You bend them cold if you have the equipment to do so (big press brake or something) else you heat them and bend them by trial and error to get them right. Cold is stronger because you don't get grain growth from heating, but a trailer hitch should be overdesigned to the point where the slight difference between cold/hot is insignificant. If you had one fail, it likely wasn't designed heavily enough, it probably wasn't in the way you fabricated it.
That's all my opinion, guaranteed to be worth at least as much as what you paid for it. I dislike giving design opinions on something critical - please be aware that no matter what anyone on a newsgroup says, YOU are responsible for this design, and try to be at least a bit conservative.
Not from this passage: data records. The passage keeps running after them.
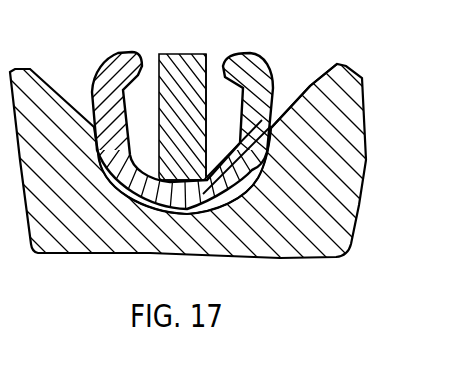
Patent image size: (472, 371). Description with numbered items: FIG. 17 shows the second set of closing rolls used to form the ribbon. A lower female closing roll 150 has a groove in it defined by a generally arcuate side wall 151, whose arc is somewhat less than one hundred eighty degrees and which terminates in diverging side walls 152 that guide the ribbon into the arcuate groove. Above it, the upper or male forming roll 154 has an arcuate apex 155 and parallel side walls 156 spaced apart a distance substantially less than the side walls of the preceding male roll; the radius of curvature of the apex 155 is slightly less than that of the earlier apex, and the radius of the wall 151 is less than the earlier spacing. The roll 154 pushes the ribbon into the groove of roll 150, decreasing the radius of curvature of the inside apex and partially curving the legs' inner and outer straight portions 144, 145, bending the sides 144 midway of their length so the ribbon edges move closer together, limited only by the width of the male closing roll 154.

The inner straight portion 144 is at (247, 173).
The outer straight portion 145 is at (258, 128).
The lower female closing roll 150 is at (318, 238).
The arcuate side wall 151 is at (231, 190).
The diverging side walls 152 is at (309, 88).
The upper male forming roll 154 is at (190, 72).
The arcuate apex 155 is at (190, 179).
The parallel side walls 156 is at (209, 118).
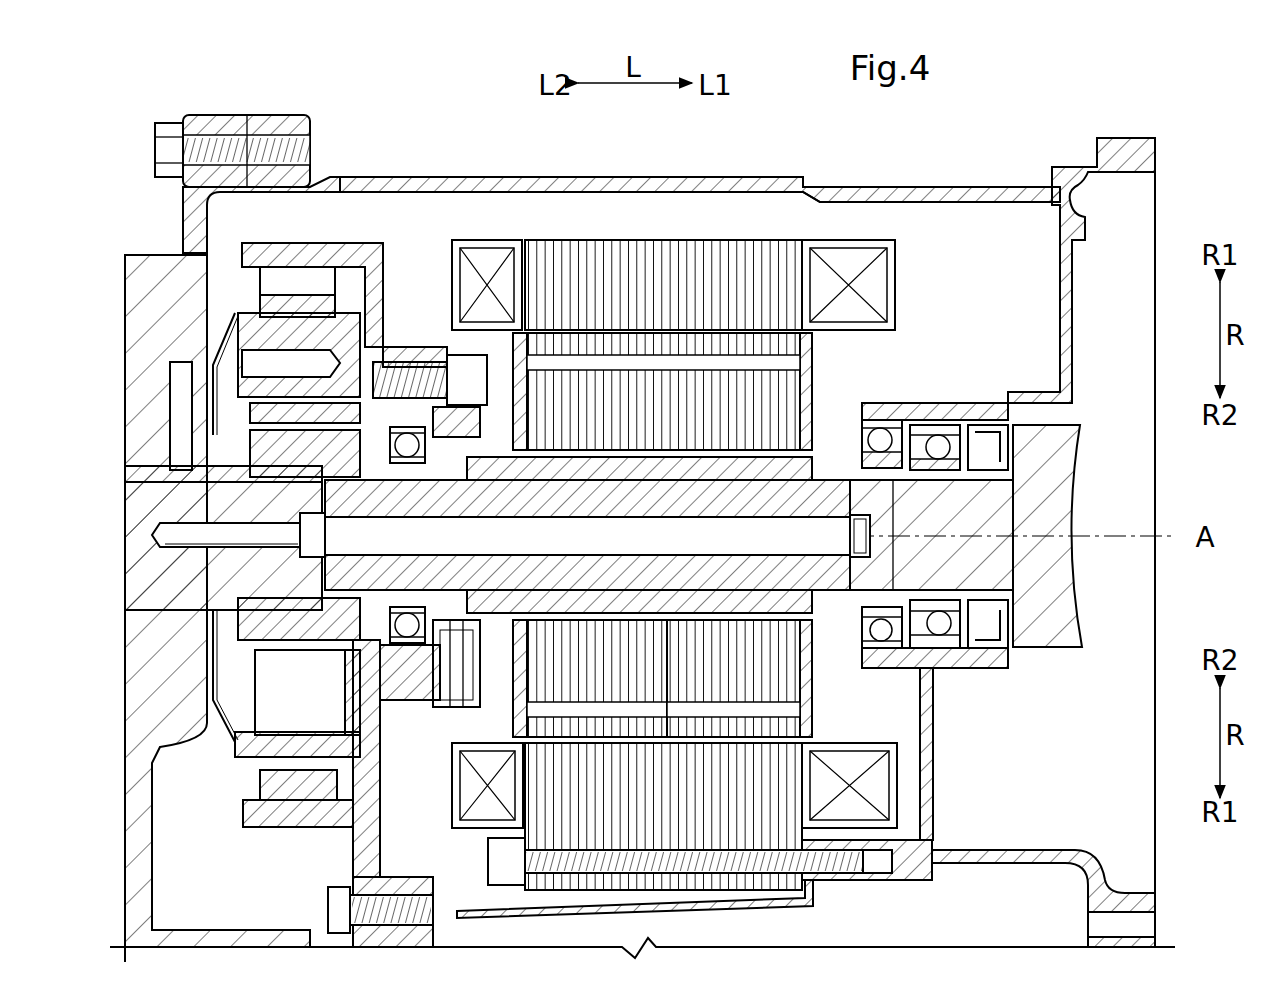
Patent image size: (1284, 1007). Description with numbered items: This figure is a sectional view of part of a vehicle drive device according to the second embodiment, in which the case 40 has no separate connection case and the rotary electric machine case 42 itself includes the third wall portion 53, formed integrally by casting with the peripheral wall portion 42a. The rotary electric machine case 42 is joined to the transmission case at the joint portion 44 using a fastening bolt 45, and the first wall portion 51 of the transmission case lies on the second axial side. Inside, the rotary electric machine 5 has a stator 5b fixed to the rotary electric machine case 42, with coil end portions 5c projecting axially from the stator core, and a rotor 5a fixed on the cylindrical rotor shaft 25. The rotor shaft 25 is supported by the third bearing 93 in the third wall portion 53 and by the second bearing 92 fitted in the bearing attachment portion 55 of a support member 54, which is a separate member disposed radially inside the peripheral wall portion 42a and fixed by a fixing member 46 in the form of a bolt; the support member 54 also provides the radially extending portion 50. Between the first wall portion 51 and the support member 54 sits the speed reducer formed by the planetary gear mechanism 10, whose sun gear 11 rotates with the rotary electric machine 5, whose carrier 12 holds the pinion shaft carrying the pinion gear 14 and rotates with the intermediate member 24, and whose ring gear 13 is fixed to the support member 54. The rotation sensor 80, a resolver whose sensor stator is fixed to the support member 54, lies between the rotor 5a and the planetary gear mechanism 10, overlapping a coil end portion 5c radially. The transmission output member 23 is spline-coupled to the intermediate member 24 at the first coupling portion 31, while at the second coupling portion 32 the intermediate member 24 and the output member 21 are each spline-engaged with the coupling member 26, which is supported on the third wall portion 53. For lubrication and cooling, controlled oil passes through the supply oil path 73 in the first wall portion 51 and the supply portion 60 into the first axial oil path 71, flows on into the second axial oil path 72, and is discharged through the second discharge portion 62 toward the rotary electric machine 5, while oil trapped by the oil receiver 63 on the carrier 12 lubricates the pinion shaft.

The rotary electric machine 5 is at (872, 710).
The rotor 5a is at (815, 385).
The stator 5b is at (640, 238).
The coil end portion 5c is at (460, 800).
The planetary gear mechanism 10 is at (233, 283).
The sun gear 11 is at (320, 652).
The carrier 12 is at (255, 742).
The ring gear 13 is at (305, 778).
The pinion gear 14 is at (310, 272).
The output member 21 is at (1055, 625).
The transmission output member 23 is at (150, 487).
The intermediate member 24 is at (622, 565).
The rotor shaft 25 is at (760, 612).
The coupling member 26 is at (900, 548).
The first coupling portion 31 is at (270, 592).
The second coupling portion 32 is at (860, 592).
The case 40 is at (373, 158).
The rotary electric machine case 42 is at (455, 178).
The peripheral wall portion 42a is at (735, 180).
The joint portion 44 is at (245, 106).
The fastening bolt 45 is at (165, 120).
The fixing member 46 is at (326, 912).
The radially extending portion 50 is at (390, 774).
The first wall portion 51 is at (130, 310).
The third wall portion 53 is at (1072, 320).
The support member 54 is at (395, 325).
The bearing attachment portion 55 is at (405, 667).
The supply portion 60 is at (180, 527).
The second discharge portion 62 is at (520, 490).
The oil receiver 63 is at (200, 720).
The first axial oil path 71 is at (185, 545).
The second axial oil path 72 is at (640, 462).
The supply oil path 73 is at (178, 400).
The rotation sensor 80 is at (472, 685).
The second bearing 92 is at (407, 448).
The third bearing 93 is at (876, 440).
It depends on how sharp the bend is. If it sharp, you need to warm it up, because the grain is getting cornier the more you stress it. Exception is forging. Just bend some rod and look at the grain on the outside to see what hapens on a sharp bend.
"It depends on how sharp the bend is. If it sharp, you need to warm it up,
I suppose the German/English translation from "grain" is corn, huh ? Maybe you shoulda said "wheatier", or "oatsier", maybe "barleyier". Just kidding, Nick! At least you got in an intelligent comment before Iggy jumped in a took off with the thread.
I'd heat and bend. Depending on loads, a cold bend might be perfectly appropriate, but you indicated that failure has already occured.
Bending cold will stretch the grain structure and set up stress that will add to the stresses that previously failed the part. Bending at red heat will minimise the stress and grain stretching.
I think I didn't want to write it that way. New try: It gets grainy. On the surface you will see a grainy structure and that's where a lot of small cracks just have started.
-Did you make the failed part? If so, how did you do that one?
-Was a sharp tool used in that bending process---- one that might have left a cold shut? Were the bends inspected and any cold shuts completely filed away?
-What was the original material? Was it, for example, a material the could work harden with the pounding it would receive in its application?
-If it was bent hot, was it allowed to slow cool, or was it quenched to hurry the cooling process?
I think that addressing the issues above is at least as important as whether you bend it hot or cold. Bending a real low carbon, simple steel won't do much to its structure, but you could anneal the bends if you wanted to make sure.
"Steve B" wrote: (clip) Question: Do I bend them cold, or heat them and then bend them? (clip) ^^^^^^^^^^^^^^^^^^^^^ That depends. What bending equipment do you have? What radius can you accept at the bends? Is your torch big enough to bring a piece like that to a nice cherry red?
Consider sawing part way through the metal, and bending it cold . Then fill in the vees that are formed, with welds.
A cogent response to "hot vs cold" would depend some on the material and its history. In practical terms, it also depends on what equipment you have available. I would bend it hot -- and then I would look at what failed and where, and reinforce the design accordingly so it wouldn't matter if the bend wasn't quite as strong as parent metal. Production designs are not always "best" but are usually lowest cost for acceptable function and reliabiity -- "acceptable" being defined as often by the beancounters as by the designers and fabricators. This is before the lawyers stick all the labels on that make any problem the fault of the user.